Les accusations de trafic de drogue qui pèsent sur les frères Hernández ternissent les élections au Honduras, qui sont perçues comme l’approbation « de l’autocratie combinée à un narco-État ». Le Parti national, dirigé par le président sortant, n’est pas le seul à être considéré avec suspicion. Jennifer Avila, directrice du média hondurien Contracorriente, a écrit une analyse dans laquelle elle souligne qu' »un ancien condamné pour crimes internationaux liés au blanchiment d’argent, un maire faisant face à un procès préliminaire sur le fond et une candidate qui se présente pour la deuxième fois, sont les principaux candidats à la course à la présidence ». Il s’agit de Yani Rosenthal pour le Parti libéral, Juan Nasry Asfura pour le Parti national et Xiomara Castro pour le Parti de la liberté et de la refondation fondé après le coup d’État de 2009. « À cette occasion, l’opposition au parti au pouvoir n’a pas réussi à concrétiser une alliance politique comme celle de 2017 et, avec les lacunes juridiques des nouvelles institutions électorales, les élections sont présentées comme un processus obligatoire mais inutile, étant donné qu’il s’agit de l’autocratie hondurienne », a déclaré Ávila.
Perplexité face aux traités signés
L’apparition de Juan Orlando Hernández et Daniel Ortega à Managua a provoqué la perplexité. « Nous avons une surprise, une bonne surprise, c’est que nous rencontrons la délégation du peuple frèrel et du gouvernement du Honduras, une délégation dirigée par son président Juan Orlando Hernández, nous vous souhaitons la bienvenue dans notre patrie », a déclaré le dirigeant sandiniste. À ce moment-là, on a pensé que les deux pays ouvriraient les frontières pour que les Nicaraguayens se rendent sans restriction dans le pays voisin pour se faire vacciner contre le COVID-19, comme cela s’est produit ces dernières semaines.
En l’absence de doses au Nicaragua, ses citoyens s’entassent en masse dans les villages frontaliers pour recevoir des vaccins après que le gouvernement Hernández l’ait décidé. Cependant, la réunion entre les présidents n’avait pour rien à voir avec cela mais, par contre, on a signé des décrets de délimitation des frontières entre les deux pays datant de 1960, avec les sentences du tribunal international et ce problème faisait régner de fortes tensions entre le Nicaragua, le Honduras et le Salvador.
Le grand absent à cette rencontre était le président salvadorien Nayib Bukele, qui a actuellement un différend avec le Honduras dans le golfe de Fonseca, une zone frontalière partagée par les trois nations. La lutte concerne l’Ile du Lapin, un rocher de moins d’un kilomètre carré dont les deux pays se disputent la souveraineté depuis plusieurs années. Les opposants à San Salvador et Tegucigalpa soutiennent que le conflit entre Hernández et Bukele est un « rideau de fumée » destiné à détourner l’attention des problèmes internes de chaque pays.

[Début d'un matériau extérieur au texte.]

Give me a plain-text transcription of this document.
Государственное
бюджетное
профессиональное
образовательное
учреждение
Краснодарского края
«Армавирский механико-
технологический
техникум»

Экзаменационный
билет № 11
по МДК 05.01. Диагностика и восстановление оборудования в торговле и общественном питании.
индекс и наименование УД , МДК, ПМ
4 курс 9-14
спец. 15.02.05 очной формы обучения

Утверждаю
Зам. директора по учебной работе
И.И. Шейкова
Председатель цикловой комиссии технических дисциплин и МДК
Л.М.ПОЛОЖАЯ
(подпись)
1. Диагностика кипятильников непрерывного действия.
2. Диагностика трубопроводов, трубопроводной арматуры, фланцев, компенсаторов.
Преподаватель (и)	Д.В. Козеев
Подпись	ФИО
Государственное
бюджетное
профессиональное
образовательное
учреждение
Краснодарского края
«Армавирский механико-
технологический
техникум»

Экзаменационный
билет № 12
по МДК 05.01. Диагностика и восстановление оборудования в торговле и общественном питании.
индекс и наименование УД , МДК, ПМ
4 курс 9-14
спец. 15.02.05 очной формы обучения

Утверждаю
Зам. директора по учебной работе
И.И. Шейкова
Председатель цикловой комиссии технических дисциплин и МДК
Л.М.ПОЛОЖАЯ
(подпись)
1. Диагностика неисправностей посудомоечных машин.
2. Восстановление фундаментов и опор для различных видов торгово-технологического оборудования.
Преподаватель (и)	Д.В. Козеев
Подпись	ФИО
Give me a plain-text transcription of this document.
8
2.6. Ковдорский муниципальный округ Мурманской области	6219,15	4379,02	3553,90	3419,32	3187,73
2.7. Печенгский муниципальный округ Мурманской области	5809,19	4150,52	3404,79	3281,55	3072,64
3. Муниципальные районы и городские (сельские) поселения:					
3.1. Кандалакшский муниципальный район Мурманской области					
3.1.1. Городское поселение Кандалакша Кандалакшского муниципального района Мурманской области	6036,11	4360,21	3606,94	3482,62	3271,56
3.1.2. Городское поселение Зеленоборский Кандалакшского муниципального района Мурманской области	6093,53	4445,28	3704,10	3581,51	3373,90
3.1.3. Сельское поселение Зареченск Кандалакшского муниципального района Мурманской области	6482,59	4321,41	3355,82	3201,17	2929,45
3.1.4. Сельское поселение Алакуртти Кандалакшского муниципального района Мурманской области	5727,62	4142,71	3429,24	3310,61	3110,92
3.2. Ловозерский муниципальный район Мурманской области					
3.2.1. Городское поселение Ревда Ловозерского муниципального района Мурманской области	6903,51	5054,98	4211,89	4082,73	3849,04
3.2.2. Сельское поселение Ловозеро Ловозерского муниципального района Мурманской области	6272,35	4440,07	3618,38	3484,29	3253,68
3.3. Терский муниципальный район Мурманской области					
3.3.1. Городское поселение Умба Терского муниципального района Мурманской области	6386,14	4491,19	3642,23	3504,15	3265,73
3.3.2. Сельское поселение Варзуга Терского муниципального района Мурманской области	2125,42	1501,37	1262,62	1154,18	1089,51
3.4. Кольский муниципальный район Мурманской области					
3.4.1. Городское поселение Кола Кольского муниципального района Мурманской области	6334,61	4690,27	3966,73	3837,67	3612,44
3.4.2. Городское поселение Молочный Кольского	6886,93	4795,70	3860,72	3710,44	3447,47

Quelques heures après la signature du traité d’Ortega-Hernández, Bukele a envoyé un message sur Twitter, citant un message de la Maison présidentielle du Honduras : « Que pensez-vous que le New York Times, le Washington Post et leurs médias connexes diraient si j’avais signé ce même traité géopolitique identique avec Ortega ? Exactement. Que disaient les démocrates à la Maison Blanche ? »
La rencontre entre Ortega et Hernández a suscité toutes sortes de soupçons sur les réseaux sociaux. Les utilisateurs essaient de comprendre le contexte d’une réunion aussi surprenante et inhabituelle. En bref, beaucoup conviennent que les deux dirigeants ont le même but : essayer d’affronter Bukele pour détourner l’attention de leurs élections. Alors que d’autres pensent que le président hondurien essaie « d’assure d’obtenir l’asile et la nationalité nicaraguayenne » quand il quittera le pouvoir.